View towards Westport
The day we went there was abit overcast and quite cold.  A bit odd in summer to be wearing a woollen top, fleece jacket and ski jacket!  At least it wasn't raining or foggy.

parts of the incline looking towards Waimangaroa on the coast
DOC and the 'Friends of the Hill Society' have done a great job with the signage and promoting the area.  

top of incline track
As we wandered around the collection of abandoned rusty objects was quite impressive. 

There was some evidence of where people lived with brick chimney remains, steps between various areas.

We ventured further up the plateau and explored the areas around Burnetts Face and the other settlements.  We gained some understanding of how bleak it must have been and it wasn't even winter.

high on the plateau
abandoned mine shaft

Thursday, February 13, 2014

Not this time

I entered a quilt in to the Living Colour exhibition curated by Brenda Gael Smith, unfortunately it didn't get selected.  

While I'm a little disappointed to miss out - I have created a quilt that I like.  There are other exhibitions that it can be entered into - so no pics at the moment. 

After being a judges scribe last year I'm even more philosophical about whether a quilt is selected or not.  Seeing quilts that had won at other exhibitions then not be selected by the judges was an excellent learning opportunity - one that I'll hopefully remember.
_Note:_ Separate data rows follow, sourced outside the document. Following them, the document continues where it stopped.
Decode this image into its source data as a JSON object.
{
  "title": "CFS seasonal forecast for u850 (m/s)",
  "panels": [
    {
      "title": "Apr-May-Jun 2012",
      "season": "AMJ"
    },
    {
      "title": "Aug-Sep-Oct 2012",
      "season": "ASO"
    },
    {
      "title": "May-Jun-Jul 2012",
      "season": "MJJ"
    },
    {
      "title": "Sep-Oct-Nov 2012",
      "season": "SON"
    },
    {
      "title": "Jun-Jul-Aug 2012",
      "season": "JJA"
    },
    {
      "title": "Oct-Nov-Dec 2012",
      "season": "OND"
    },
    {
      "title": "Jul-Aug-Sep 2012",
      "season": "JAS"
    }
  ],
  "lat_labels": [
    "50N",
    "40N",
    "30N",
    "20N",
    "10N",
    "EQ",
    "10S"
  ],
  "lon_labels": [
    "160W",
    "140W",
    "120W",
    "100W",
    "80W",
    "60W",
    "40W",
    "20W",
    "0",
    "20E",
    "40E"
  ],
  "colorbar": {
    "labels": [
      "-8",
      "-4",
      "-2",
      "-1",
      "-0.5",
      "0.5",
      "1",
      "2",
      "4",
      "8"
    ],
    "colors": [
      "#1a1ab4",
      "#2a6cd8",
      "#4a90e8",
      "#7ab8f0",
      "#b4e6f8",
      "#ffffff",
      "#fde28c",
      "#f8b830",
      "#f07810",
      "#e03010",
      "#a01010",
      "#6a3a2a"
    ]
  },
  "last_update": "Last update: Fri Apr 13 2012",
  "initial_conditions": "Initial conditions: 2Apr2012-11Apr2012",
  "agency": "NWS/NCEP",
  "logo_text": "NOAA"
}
Saturday, February 8, 2014


A bit more of our South Island holiday.  We took a day trip to Punakaiki, in Paparoa National Park.  Punakaiki is known for its pancake rocks and blow holes.  For some of the way the road goes along the coast and the scenery is spectacular.
We arrived at Punakaiki in time for the high tide. The blow holes are more impressive at high tide and even more so if there is a swell (which there wasn't really).
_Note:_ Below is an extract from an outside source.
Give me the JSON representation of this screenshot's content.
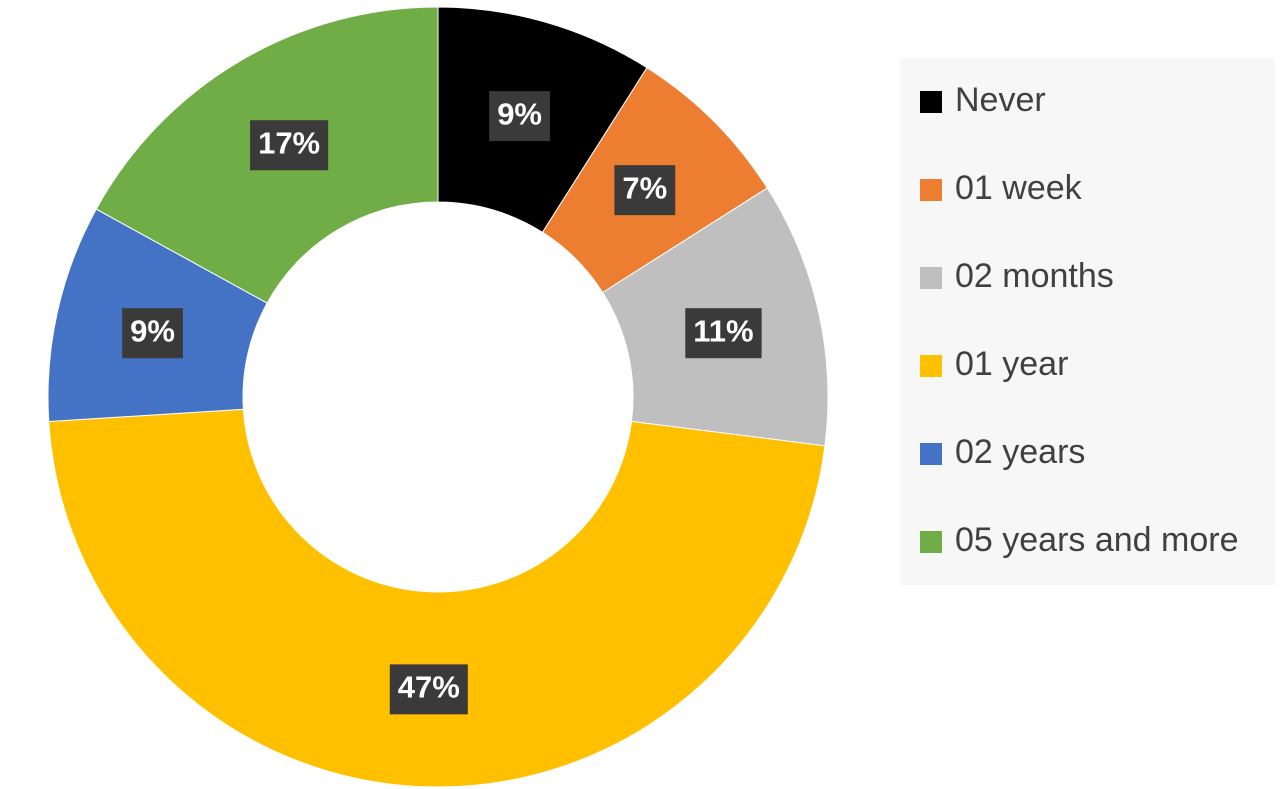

The easy walk around the cliff tops takes less than 30 minutes - depending upon how long you take to watch the blow holes.  When you're not looking at the coastal view the view back inland is flax (Harakeke), flax, a bit more flax and Nikau palms, then high hills covered in bush and Nikau palms. 

Harakeke (flax)
flowering Nikau

a squat Nikau

The day we left the West Coast we also drove past Punakaiki and it happened to be high tide again.  We just had to stop as that day was windy and the sea was quite choppy in contrast to the first day that was mostly sunny and calm.
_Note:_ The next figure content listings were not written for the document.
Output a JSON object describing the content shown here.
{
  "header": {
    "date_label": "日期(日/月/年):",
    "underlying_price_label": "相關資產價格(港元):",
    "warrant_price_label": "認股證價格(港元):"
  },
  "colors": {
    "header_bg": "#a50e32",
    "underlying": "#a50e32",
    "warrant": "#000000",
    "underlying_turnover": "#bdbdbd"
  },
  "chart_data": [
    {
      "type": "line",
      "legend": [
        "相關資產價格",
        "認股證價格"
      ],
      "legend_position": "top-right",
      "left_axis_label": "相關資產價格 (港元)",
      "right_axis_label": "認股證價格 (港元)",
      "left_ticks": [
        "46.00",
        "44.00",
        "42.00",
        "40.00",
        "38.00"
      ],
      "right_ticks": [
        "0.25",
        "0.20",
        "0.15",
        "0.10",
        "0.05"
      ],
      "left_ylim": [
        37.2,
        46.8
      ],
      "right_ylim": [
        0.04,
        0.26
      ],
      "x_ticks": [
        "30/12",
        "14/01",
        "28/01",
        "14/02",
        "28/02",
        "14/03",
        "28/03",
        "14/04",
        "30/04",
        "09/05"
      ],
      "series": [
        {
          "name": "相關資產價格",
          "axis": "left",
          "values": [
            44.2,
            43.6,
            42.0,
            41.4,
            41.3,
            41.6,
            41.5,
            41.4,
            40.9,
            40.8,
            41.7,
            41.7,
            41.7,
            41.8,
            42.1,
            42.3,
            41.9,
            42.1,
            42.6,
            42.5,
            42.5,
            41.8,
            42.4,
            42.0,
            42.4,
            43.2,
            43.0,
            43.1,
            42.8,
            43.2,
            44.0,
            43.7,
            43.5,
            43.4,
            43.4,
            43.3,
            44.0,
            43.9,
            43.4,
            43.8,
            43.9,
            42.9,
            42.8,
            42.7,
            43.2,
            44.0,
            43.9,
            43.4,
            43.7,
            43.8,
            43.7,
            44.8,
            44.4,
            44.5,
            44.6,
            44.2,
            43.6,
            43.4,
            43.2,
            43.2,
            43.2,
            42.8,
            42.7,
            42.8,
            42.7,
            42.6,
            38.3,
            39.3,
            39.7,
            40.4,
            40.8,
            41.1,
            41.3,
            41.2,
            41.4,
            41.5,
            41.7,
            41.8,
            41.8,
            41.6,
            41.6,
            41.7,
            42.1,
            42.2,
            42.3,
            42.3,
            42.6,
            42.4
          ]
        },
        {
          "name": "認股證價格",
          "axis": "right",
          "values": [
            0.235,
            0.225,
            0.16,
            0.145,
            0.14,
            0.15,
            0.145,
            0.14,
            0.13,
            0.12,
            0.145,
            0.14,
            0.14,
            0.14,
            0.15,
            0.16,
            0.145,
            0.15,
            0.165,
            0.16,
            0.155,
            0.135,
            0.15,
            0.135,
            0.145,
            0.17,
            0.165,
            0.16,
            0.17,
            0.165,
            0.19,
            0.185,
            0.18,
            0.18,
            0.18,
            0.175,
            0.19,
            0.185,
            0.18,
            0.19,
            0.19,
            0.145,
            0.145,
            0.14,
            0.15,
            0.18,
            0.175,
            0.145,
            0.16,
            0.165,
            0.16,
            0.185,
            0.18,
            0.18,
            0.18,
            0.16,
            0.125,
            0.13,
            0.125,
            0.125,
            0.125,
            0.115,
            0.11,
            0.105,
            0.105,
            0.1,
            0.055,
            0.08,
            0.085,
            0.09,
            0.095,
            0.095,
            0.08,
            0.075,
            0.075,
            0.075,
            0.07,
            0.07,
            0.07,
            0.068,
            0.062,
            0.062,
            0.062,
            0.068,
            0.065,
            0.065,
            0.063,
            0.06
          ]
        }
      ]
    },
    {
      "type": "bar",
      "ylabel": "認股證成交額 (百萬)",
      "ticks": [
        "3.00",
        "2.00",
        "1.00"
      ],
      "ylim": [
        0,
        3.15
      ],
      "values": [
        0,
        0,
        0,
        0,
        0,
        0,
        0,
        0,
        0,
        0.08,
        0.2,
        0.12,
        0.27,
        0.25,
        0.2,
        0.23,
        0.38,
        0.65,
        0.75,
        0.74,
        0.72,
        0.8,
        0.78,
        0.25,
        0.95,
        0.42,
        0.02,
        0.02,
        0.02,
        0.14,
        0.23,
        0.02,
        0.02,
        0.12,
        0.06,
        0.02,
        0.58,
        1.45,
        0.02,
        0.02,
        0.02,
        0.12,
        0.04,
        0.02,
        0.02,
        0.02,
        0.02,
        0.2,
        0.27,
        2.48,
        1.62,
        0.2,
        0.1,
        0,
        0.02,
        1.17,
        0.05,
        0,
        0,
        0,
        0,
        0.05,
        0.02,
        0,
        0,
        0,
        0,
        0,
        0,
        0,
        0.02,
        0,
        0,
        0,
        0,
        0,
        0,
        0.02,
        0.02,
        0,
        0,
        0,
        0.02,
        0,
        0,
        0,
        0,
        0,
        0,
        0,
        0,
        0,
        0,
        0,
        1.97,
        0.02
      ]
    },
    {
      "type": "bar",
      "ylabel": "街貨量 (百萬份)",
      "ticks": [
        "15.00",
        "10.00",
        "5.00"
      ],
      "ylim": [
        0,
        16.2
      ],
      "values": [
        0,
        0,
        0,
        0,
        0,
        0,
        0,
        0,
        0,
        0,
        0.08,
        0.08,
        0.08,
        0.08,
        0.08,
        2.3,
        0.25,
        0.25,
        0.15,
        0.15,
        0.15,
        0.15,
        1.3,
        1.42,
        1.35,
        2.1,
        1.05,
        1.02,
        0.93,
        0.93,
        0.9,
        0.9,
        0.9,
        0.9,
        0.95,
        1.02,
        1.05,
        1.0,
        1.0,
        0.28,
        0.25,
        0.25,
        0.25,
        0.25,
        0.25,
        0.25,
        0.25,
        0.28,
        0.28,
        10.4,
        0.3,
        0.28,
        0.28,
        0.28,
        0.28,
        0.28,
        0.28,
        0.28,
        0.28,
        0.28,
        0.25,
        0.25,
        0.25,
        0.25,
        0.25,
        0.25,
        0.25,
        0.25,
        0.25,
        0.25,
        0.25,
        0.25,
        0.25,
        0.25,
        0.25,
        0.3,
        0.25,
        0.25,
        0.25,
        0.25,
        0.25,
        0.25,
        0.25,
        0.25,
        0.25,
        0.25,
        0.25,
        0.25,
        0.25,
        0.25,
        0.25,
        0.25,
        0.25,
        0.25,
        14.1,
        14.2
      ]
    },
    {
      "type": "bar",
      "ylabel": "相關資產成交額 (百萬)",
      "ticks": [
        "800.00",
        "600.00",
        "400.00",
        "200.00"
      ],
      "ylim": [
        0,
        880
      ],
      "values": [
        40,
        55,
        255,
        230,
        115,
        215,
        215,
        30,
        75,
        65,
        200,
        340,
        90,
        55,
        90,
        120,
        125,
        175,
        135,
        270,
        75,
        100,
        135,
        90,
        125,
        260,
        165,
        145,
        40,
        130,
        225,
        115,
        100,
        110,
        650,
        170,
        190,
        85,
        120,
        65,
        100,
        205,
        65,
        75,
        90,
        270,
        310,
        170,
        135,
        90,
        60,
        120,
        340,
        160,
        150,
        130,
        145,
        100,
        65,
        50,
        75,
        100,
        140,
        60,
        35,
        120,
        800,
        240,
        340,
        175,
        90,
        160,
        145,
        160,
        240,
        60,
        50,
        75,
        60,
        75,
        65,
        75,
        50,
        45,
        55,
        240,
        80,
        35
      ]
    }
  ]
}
Another natural feature is the Punakaiki Cavern, this is adjacent to the main road and access is quite easy.  The cave goes in ~140m and apparently there are glow worms - we learnt this on the way out so hadn't been looking for them!  We were rather noisy so maybe they had switched themselves off.  We all had head torches and once you got used to ducking and the slippery rocks it was fun.
cave exit

inside (odd light due to flash)

Sunday, February 2, 2014

Just one more

Well I couldn't help myself, I delivered another Blue 12x12 for the Aotearoa Quilters Blue 12x12 exhibition.  (see here for my other entry)

I started it the day of my Guild's January meeting so I could take along some hand stitching.  The January meeting is just an informal night where you can stitch, knit, whatever and chat.  The usual monthly meetings are more formal and involve a speaker, show and tell, etc.

So I quickly felted up a blue piece.  Starting with acrylic felt I needlefelted (with my trusty Janome needlefelting machine) a selection of blue wool, silk rovings, with vague white crosses and some bits of black.  During the Guild meeting I added some handstitching and then took the piece on holiday with the intention to stitch more - yeah right.  It spent the whole time in its wee bag.

Back at home and completely uninspired with it - it sat in its wee bag. Until last Wednesday (two days before the deadline), when again I needed some handstitching to take to my Wednesday evening stitching group (the first for the year).  Quickly added a bit of machine quilting to firm it up abit, some bobbin work, then sewed on the facing strips that could be handstitched that night.

So 4pm Friday afternoon I delivered this ...

The quilts will be exhibited at the Craft Fairs in Christchurch and Palmerston North and the quilts will all be for sale at $125.  Not sure what I'll do with this if it doesn't sell and is returned.